Blockchain technology has the potential to take digitisation to the next level by providing a shared, tamper-proof ledger of digital records.

Technologies being explored Hyperledger and Ethereum are the most common blockchain platforms being experimented with. Smart contract technologies are also being widely explored. This was no surprise, given Hyperledger’s association with IBM, and Ethereum’s widespread support among enterprise players. Both platforms support smart contracts.

Developments at HSBC and ING underpin the promise of blockchain technology for trade finance.

The banks participated in a live transaction that facilitated an electronic letter of credit covering a shipment of soybeans between Argentina and Malaysia. The trade finance application, based on R3’s Corda platform, processed the transaction in 24 hours, versus 5 to 10 days that it might normally take.

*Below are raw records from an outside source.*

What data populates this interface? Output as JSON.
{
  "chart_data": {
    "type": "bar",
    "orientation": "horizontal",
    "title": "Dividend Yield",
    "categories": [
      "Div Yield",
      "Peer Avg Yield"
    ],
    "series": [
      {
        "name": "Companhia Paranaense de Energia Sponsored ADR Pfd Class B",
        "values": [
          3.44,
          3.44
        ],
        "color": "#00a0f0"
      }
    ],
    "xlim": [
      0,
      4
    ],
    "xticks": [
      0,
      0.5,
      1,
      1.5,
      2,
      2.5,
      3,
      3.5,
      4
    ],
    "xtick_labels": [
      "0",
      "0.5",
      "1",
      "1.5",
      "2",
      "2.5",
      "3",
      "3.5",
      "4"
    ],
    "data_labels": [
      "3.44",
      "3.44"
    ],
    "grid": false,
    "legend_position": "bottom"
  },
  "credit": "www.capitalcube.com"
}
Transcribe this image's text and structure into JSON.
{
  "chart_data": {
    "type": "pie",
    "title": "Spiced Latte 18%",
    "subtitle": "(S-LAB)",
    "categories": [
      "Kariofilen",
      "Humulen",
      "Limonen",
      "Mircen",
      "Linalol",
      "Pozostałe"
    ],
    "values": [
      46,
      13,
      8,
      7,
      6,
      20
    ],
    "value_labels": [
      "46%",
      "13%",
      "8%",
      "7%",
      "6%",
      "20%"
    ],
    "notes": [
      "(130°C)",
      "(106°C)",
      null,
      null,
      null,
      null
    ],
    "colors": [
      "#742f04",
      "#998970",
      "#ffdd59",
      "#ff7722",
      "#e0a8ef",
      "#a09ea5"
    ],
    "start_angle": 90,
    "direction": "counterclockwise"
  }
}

The Chain Business survey and research brief provides insights into how companies are pursuing the blockchain promise, with many respondents actively working with or planning to investigate the technology.

Level of Interest/Participation Nearly 45% of respondents are either planning or working on a proof-of concept or pilot project, or are already in live production.

Notably, several respondents are looking to expand the scale (and budgets) of blockchain projects for trade finance. Also, a number of them are working with several types of trade documents.

However, survey respondents point out that there are some serious hurdles to overcome, such as integrating blockchain-based solutions with other trade finance and accounts receivable/accounts payable (AR/AP) systems.

Encouragingly, the survey points to many initiatives to develop blockchain solutions for trade finance, with several being driven by a consortia of financial institutions.

The takeaway from an analysis of survey responses is that while blockchain has yet to prove its worth as a trade finance solution, the level of activity among those experimenting with it suggests that it is advancing rapidly.

Trade Documents in Play Most popular were the bill of lading and certificates of inspection and insurance. Letters of credit were often cited, followed by commercial invoices, certificates of origin and health certificates

About the survey
From December 2017 to February 2018, Chain Business Insights conducted a survey to find out how blockchain might be applied to trade finance applications. Participants were asked about their level of interest in blockchain as a trade finance solution, the projects they are working on, the primary advantages of the technology and the obstacles to adopting it.

Key Insights Gathered
This was a survey of 48 trade finance professionals representing companies of all sizes. Nearly one-third of respondents had annual revenues of less than $1 million, and one-third had more than $1 billion in annual revenues, with the remaining respondents in the middle tiers.

Respondents included banks/finance providers, insurers, shippers, freight forwarders, ocean carriers, third-party logistics providers, vendors and consultants who collectively operate in every region of the world.